В октябре кое-как стали налаживаться взаимоотношения с банком, но рублёвый счёт фирмы сильно "полегчал", к тому же деньги выдавались небольшими порциями. Таким образом, о закупках больших партий сырья пока нечего было и думать. Но Шебаршин, вновь обретя банковскую опору, уже не зависел от денег добываемых Калиной. Тот сразу почувствовал это – директор приказал ему прекратить носить готовую продукцию на Рождественку. Паралельно Шебаршин окончательно разругался с руководством НИИ, отказавшись платить новую арендную плату. Институт ответил незамедлительно и жёстко. В одно дождливое октябрьское утро, сотрудники "Промтехнологии" не смогли пройти через проходную. Им объяснили, что руководство института распорядилось их не пускать. Калина из автомата позвонил в офис. Вскоре приехал на своём "мерсе" Шебаршин, пошёл договариваться. Договорились где-то к обеду.

Демарш руководства НИИ имел неожиданные последствия. Вместо того, чтобы хоть частично погасить задолженность Шебаршин срочно отрядил Ножкина на поиски нового места, где можно разместить производство и склады фирмы.

– Ну, урод!… Что делает!? Разве можно сейчас, когда такая нестабильность, под зиму с места срываться!? – высказывал своё крайнее возмущение Калина Пашкову и Кондратьевой.

Шебаршин же, чуть отдышавшись от дефолта, вновь с удовольствием занялся внутрифирменным интриганством. Вызвал Калину:

– Пётр Иванович, помните наш разговор касательно кладовщика?

Калина ожидал, что директор собирается обсуждать с ним производственные или снабженческие вопросы, или назревший вопрос об увеличении зарплаты. К тому же Калину каждый день "дёргала" НИИшная администрация, угрожая в случае дальнейших затягиваний арендных платежей опечатать помещения фирмы. Но директор завёл старую песню, будто никаких проблем нет и кроме личности кладовщика заняться нечем.

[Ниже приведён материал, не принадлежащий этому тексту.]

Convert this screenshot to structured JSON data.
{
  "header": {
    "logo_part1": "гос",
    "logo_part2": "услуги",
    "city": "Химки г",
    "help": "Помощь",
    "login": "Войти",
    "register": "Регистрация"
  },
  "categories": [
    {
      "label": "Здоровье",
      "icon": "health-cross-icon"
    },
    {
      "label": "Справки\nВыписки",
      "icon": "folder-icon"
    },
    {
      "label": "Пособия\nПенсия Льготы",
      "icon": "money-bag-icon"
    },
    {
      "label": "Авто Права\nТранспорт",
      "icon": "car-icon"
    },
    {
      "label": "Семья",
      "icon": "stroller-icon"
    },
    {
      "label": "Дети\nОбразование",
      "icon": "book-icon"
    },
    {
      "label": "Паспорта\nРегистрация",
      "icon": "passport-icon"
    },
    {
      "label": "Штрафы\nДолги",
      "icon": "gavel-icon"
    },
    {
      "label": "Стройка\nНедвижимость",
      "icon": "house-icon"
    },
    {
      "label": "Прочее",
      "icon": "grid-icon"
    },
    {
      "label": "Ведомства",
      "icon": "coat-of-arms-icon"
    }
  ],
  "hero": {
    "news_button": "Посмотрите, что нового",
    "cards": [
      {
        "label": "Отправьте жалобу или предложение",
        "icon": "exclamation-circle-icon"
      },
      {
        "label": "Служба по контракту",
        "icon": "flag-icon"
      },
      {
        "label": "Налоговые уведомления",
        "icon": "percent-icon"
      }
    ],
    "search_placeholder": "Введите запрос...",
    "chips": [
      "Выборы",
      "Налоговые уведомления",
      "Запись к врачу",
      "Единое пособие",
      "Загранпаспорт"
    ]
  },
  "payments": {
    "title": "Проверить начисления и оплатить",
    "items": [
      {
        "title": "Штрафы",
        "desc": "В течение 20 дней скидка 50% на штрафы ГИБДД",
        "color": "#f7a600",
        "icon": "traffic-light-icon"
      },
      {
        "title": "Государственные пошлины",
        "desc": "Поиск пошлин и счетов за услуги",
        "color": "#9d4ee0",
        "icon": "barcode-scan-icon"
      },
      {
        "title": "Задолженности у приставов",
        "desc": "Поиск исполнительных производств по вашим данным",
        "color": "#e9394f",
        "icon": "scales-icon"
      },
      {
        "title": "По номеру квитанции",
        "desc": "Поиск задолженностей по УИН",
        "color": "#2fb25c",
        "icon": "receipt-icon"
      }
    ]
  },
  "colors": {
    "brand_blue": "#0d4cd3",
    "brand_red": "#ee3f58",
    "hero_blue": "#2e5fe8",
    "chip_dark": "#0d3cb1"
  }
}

– А в чём собственно дело? – с удивлением спросил, настроенный на совсем другую "волну" Калина.

– Вы удовлетворены его работой?

– Ну, как вам… В последнее время я, правда, не мог его контролировать, мотаться много приходилось. Но, в общем, на складе у него порядок, в документации тоже. Летом по ревизии без недостачи отчитался, меня во время отпуска заменял, с рабочими в хороших отношениях.

– Так-то оно так, Пётр Иванович. Внешне у него действительно всё без сучка и задоринки. А ведь, его уже с момента вашего отпуска почти никто не контролирует. Разве не так?

– Но Владимир Викторович, вы же знаете, что у меня нет такой возможности, – нервно возразил Калина.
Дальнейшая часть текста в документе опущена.